Taking a similar approach, Andrea McDowell’s article on frontier associations also interrogates forms of popular order and sovereignty that have often not been perceived as such. As part of the third section, “Managing the Human,” McDowell’s chapter gives a brief overview of how Americans on the western frontier, in particular in the mining towns of California, used parliamentary rules and procedures (printed, for example, in the 1845 Cushing’s Manual) to organize themselves politically and economically. Her fascinating findings on pioneer associations (from claim clubs to joint stock companies) give new insights into the ways in which civic and economic practices intersected in the nineteenth century. More generally, the third section focuses on the practices and technologies the law employs to establish and protect its order, among them the law of identification, immigration policies, incarceration, and slavery. Hence, Milette Shamir writes on the early nineteenth-century legal and cultural history of privacy in the United States, John Barton on the development of the American prison up to the Civil War, while two chapters—one by Simon Cole, the other by Trinyan Mariano—interrogate race, legal personhood, and the science of identity in Mark Twain’s The Tragedy of Puddn’head Wilson. Edlie Wong’s chapter further adds to this section’s exploration of the disciplining practices of the law by presenting “the trope of invasion” that shaped both legal and non-legal American narratives about Chinese immigration in the nineteenth century.

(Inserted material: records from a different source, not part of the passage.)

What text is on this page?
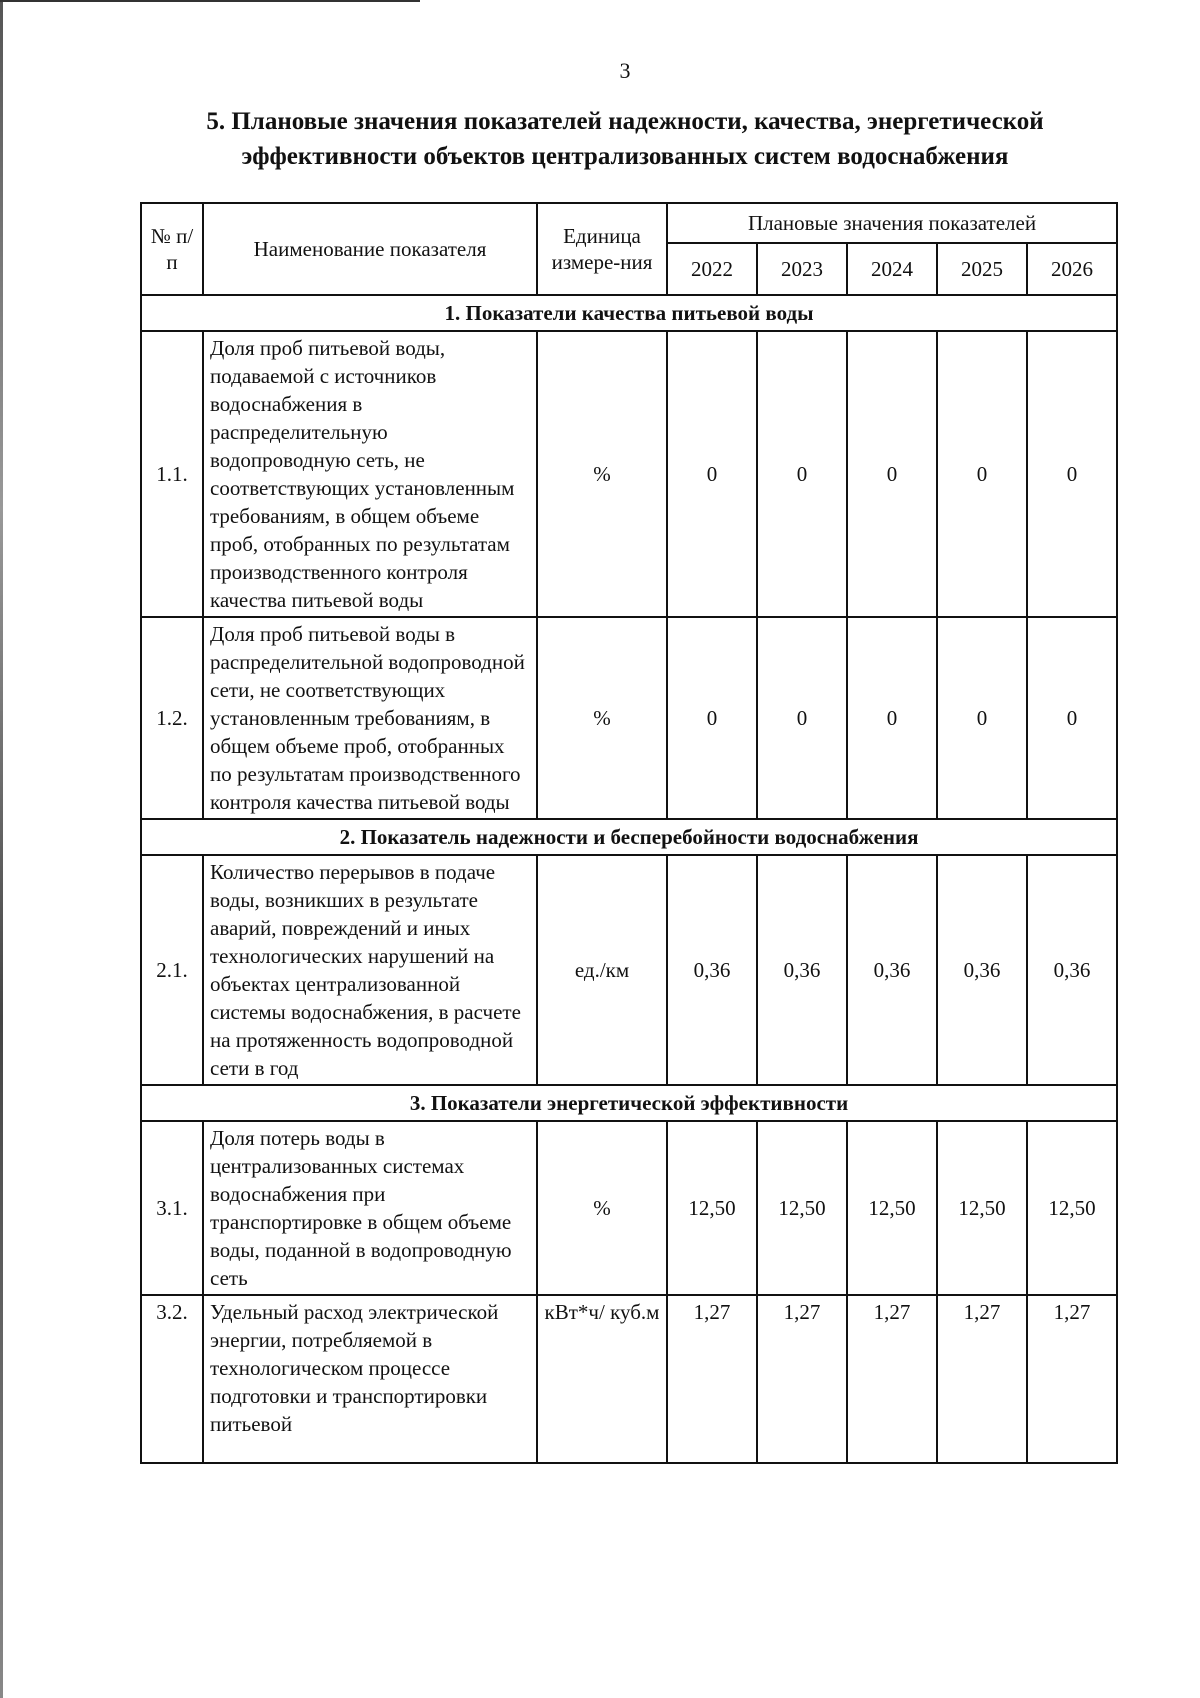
3
5. Плановые значения показателей надежности, качества, энергетической эффективности объектов централизованных систем водоснабжения
№ п/п	Наименование показателя	Единица измере-ния	Плановые значения показателей				
			2022	2023	2024	2025	2026
1. Показатели качества питьевой воды							
1.1.	Доля проб питьевой воды, подаваемой с источников водоснабжения в распределительную водопроводную сеть, не соответствующих установленным требованиям, в общем объеме проб, отобранных по результатам производственного контроля качества питьевой воды	%	0	0	0	0	0
1.2.	Доля проб питьевой воды в распределительной водопроводной сети, не соответствующих установленным требованиям, в общем объеме проб, отобранных по результатам производственного контроля качества питьевой воды	%	0	0	0	0	0
2. Показатель надежности и бесперебойности водоснабжения							
2.1.	Количество перерывов в подаче воды, возникших в результате аварий, повреждений и иных технологических нарушений на объектах централизованной системы водоснабжения, в расчете на протяженность водопроводной сети в год	ед./км	0,36	0,36	0,36	0,36	0,36
3. Показатели энергетической эффективности							
3.1.	Доля потерь воды в централизованных системах водоснабжения при транспортировке в общем объеме воды, поданной в водопроводную сеть	%	12,50	12,50	12,50	12,50	12,50
3.2.	Удельный расход электрической энергии, потребляемой в технологическом процессе подготовки и транспортировки питьевой	кВт*ч/ куб.м	1,27	1,27	1,27	1,27	1,27
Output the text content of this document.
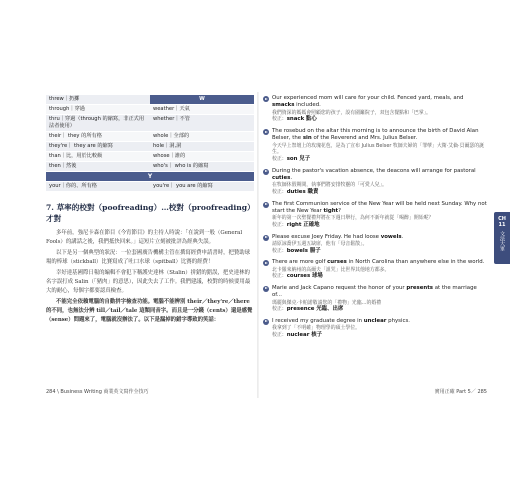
threw｜扔擲	W
through｜穿過	weather｜天氣
thru｜穿過（through 的縮寫，非正式用法者使用）	whether｜不管
their｜ they 的所有格	whole｜全部的
they're｜ they are 的縮寫	hole｜洞,洞
than｜比，用於比較級	whose｜誰的
then｜然後	who's｜ who is 的縮寫
Y	
your｜你的、所有格	you're｜ you are 的縮寫
7. 草率的校對（poofreading）…校對（proofreading）才對

多年前，強尼卡森在節目《今宵節目》的主持人時說：「在說到一般（General Fools）的講話之後，我們抵快回來。」這短片立刻被批評為經典失誤。

以下是另一個典型的狀況：一位套國廣告機構主管在撰寫經費申請書時，把贊助球場的棒球（stickball）比賽寫成了吐口水球（spitball）比賽的經費！

幸好達基國際日報的編輯不會犯下稱護史達林（Stalin）拼錯的錯誤，把史達林的名字誤打成 Salin（「豬肉」的意思），因此失去了工作。我們建議，校對的時候要用最大的耐心，每個字都要認真檢查。

不能完全依賴電腦的自動拼字檢查功能。電腦不能辨別 their／they're／there 的不同，也無法分辨 till／tail／tale 這類同音字。而且是一分錢（cents）還是感覺（sense）問題來了，電腦就沒辦法了。以下是漏掉的錯字導致的笑話：

284 \ Business Writing 商業英文寫作全技巧
Our experienced mom will care for your child. Fenced yard, meals, and smacks included.
我們資深的媽媽會照顧您的孩子，設有圍籬院子，双包含餐點和「巴掌」。
校正：snack 點心
The rosebud on the altar this morning is to announce the birth of David Alan Belser, the sin of the Reverend and Mrs. Julius Belser.
今天早上祭壇上的玫瑰花苞，是為了宣布 Julius Belser 牧師夫婦的「罪孽」大衛·艾倫·貝爾瑟的誕生。
校正：son 兒子
During the pastor's vacation absence, the deacons will arrange for pastoral cuties.
在牧師休假期間，執事們將安排牧靈的「可愛人兒」。
校正：duties 職責
The first Communion service of the New Year will be held next Sunday. Why not start the New Year tight?
新年的第一次聖餐禮拜將在下週日舉行，為何不新年就從「喝醉」開始呢？
校正：right 正確地
Please excuse Joey Friday. He had loose vowels.
請原諒喬伊五週五缺席，他有「母音鬆散」。
校正：bowels 腸子
There are more golf curses in North Carolina than anywhere else in the world.
北卡羅來納州的高爾夫「詛咒」比世界其他地方都多。
校正：courses 球場
Marie and Jack Capano request the honor of your presents at the marriage of...
瑪麗與傑克·卡帕諾敬請您的「禮物」光臨…的婚禮
校正：presence 光臨、出席
I received my graduate degree in unclear physics.
我拿到了「不明確」物理學的碩士學位。
校正：nuclear 核子
實用正確 Part 5／ 285
CH 11
文法大軍
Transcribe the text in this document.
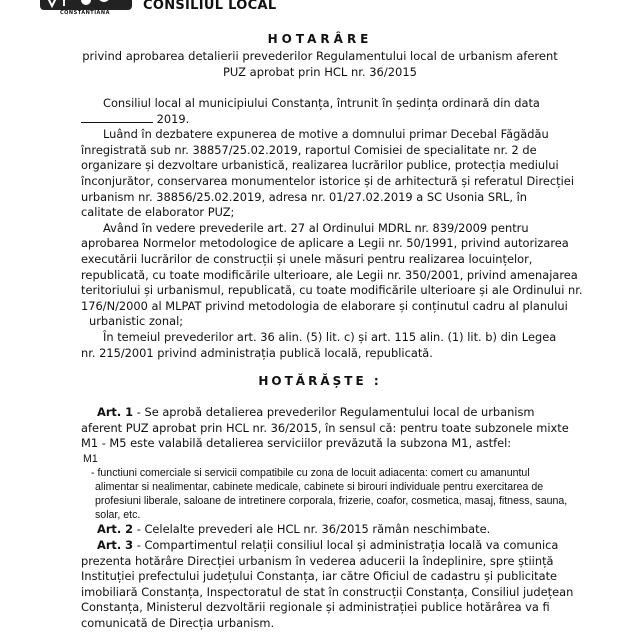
CONSTANTIANA	CONSILIUL LOCAL
HOTARÂRE
privind aprobarea detalierii prevederilor Regulamentului local de urbanism aferent
PUZ aprobat prin HCL nr. 36/2015

Consiliul local al municipiului Constanța, întrunit în ședința ordinară din data

2019.

Luând în dezbatere expunerea de motive a domnului primar Decebal Făgădău

înregistrată sub nr. 38857/25.02.2019, raportul Comisiei de specialitate nr. 2 de

organizare și dezvoltare urbanistică, realizarea lucrărilor publice, protecția mediului

înconjurător, conservarea monumentelor istorice și de arhitectură și referatul Direcției

urbanism nr. 38856/25.02.2019, adresa nr. 01/27.02.2019 a SC Usonia SRL, în

calitate de elaborator PUZ;

Având în vedere prevederile art. 27 al Ordinului MDRL nr. 839/2009 pentru

aprobarea Normelor metodologice de aplicare a Legii nr. 50/1991, privind autorizarea

executării lucrărilor de construcții și unele măsuri pentru realizarea locuințelor,

republicată, cu toate modificările ulterioare, ale Legii nr. 350/2001, privind amenajarea

teritoriului și urbanismul, republicată, cu toate modificările ulterioare și ale Ordinului nr.

176/N/2000 al MLPAT privind metodologia de elaborare și conținutul cadru al planului

urbanistic zonal;

În temeiul prevederilor art. 36 alin. (5) lit. c) și art. 115 alin. (1) lit. b) din Legea

nr. 215/2001 privind administrația publică locală, republicată.

HOTĂRĂȘTE :

Art. 1 - Se aprobă detalierea prevederilor Regulamentului local de urbanism

aferent PUZ aprobat prin HCL nr. 36/2015, în sensul că: pentru toate subzonele mixte

M1 - M5 este valabilă detalierea serviciilor prevăzută la subzona M1, astfel:

M1

- functiuni comerciale si servicii compatibile cu zona de locuit adiacenta: comert cu amanuntul

alimentar si nealimentar, cabinete medicale, cabinete si birouri individuale pentru exercitarea de

profesiuni liberale, saloane de intretinere corporala, frizerie, coafor, cosmetica, masaj, fitness, sauna,

solar, etc.

Art. 2 - Celelalte prevederi ale HCL nr. 36/2015 rămân neschimbate.

Art. 3 - Compartimentul relații consiliul local și administrația locală va comunica

prezenta hotărâre Direcției urbanism în vederea aducerii la îndeplinire, spre știință

Instituției prefectului județului Constanța, iar către Oficiul de cadastru și publicitate

imobiliară Constanța, Inspectoratul de stat în construcții Constanța, Consiliul județean

Constanța, Ministerul dezvoltării regionale și administrației publice hotărârea va fi

comunicată de Direcția urbanism.
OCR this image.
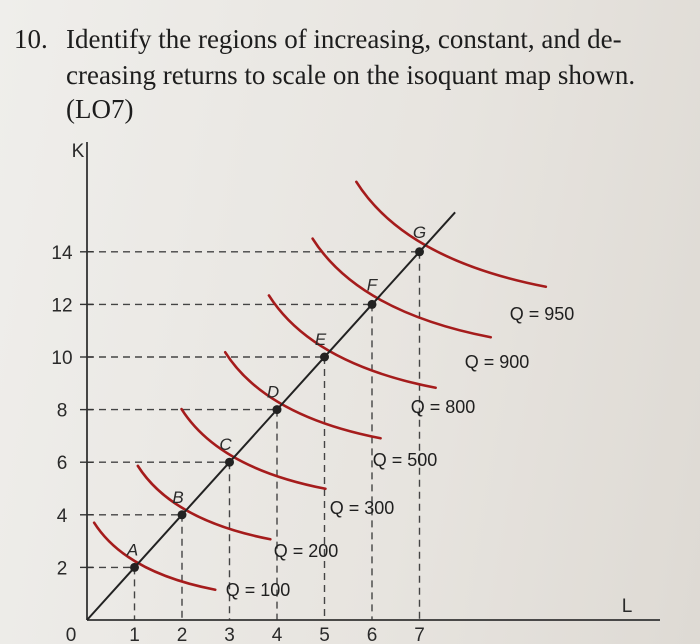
10. Identify the regions of increasing, constant, and de-
creasing returns to scale on the isoquant map shown.
(LO7)
K
L
2
4
6
8
10
12
14
0	1 2 3 4 5 6 7
A
Q = 100
B
Q = 200
C
Q = 300
D
Q = 500
E
Q = 800
F
Q = 900
G
Q = 950
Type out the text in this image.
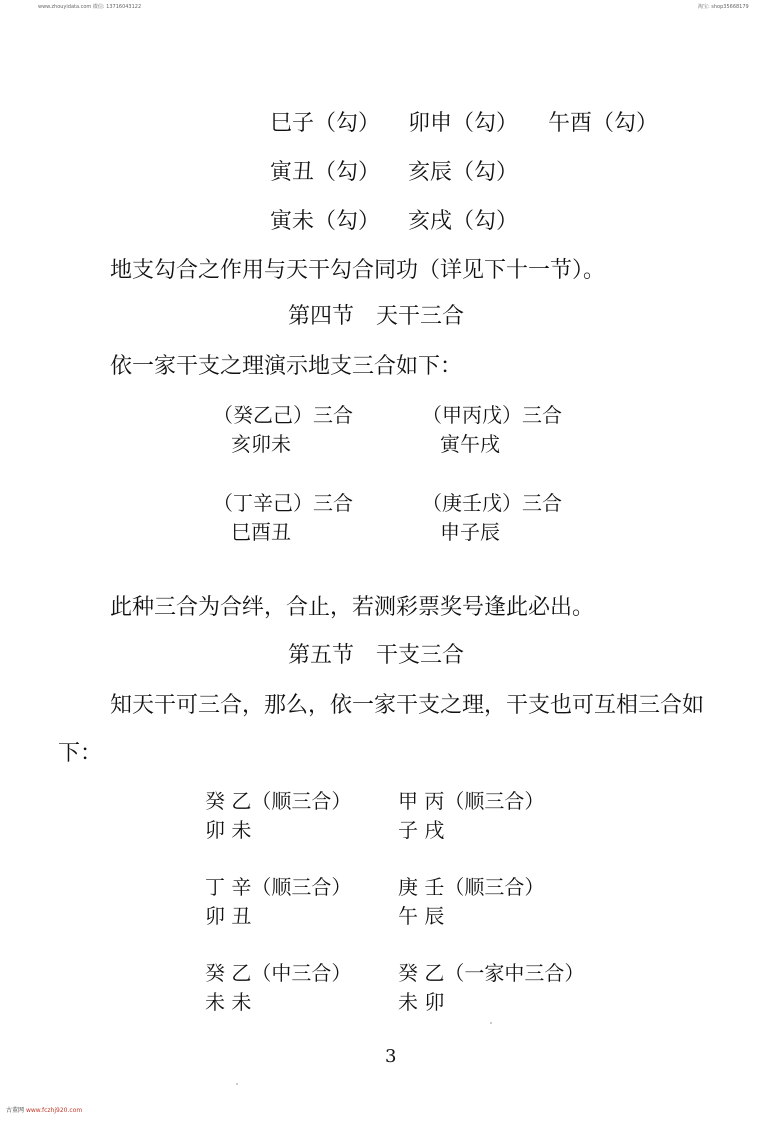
www.zhouyidata.com 微信: 13716043122	淘宝: shop35668179
巳子（勾） 卯申（勾） 午酉（勾）
寅丑（勾） 亥辰（勾）
寅未（勾） 亥戌（勾）
地支勾合之作用与天干勾合同功（详见下十一节）。
第四节　天干三合
依一家干支之理演示地支三合如下：
（癸乙己）三合
亥卯未
（甲丙戊）三合
寅午戌
（丁辛己）三合
巳酉丑
（庚壬戊）三合
申子辰
此种三合为合绊，合止，若测彩票奖号逢此必出。
第五节　干支三合
知天干可三合，那么，依一家干支之理，干支也可互相三合如
下：
癸 乙（顺三合）
卯 未
甲 丙（顺三合）
子 戌
丁 辛（顺三合）
卯 丑
庚 壬（顺三合）
午 辰
癸 乙（中三合）
未 未
癸 乙（一家中三合）
未 卯
3
古董网 www.fczhj920.com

The first chapter of the final section, “Affective Relations,” establishes a bridge to the first section, by looking at how the category of capacity could determine the ability or inability to exercise one’s citizenship rights. Yvonne Pitts explains civic capacity’s origins in republican ideology, in a fusion of civic virtue and reason, and focuses on the role of affect—on the ability to control one’s passions—in the development of this remarkably fluid concept. The remaining chapters of the final part likewise explore “the ways in which nineteenth-century American law was bound up with human passions and sensations” and suggest a rich field for further research (xx). Doni Gewirtzman’s chapter on “the affective life of the U.S. Constitution,” for example, provides an overview of three interrelated constitutional functions and their connections to emotions: how contemporary beliefs about emotions found their way into the text of the constitution; to what extent constitutional law is designed to manage and encourage popular emotions; and, finally, Americans’ lack of emotional attachment to the Constitution as a national symbol—when compared, for example, to the Declaration of Independence (xxi). Deborah Whitehead’s chapter, in which she interprets the First Amendment through the lens of nineteenth-century religious sentiment and legal norms, and Laura Appleman’s chapter on Gothic fiction’s influence on criminal law and in particular on the concept of the intent to do wrong (mens rea) conclude this final section.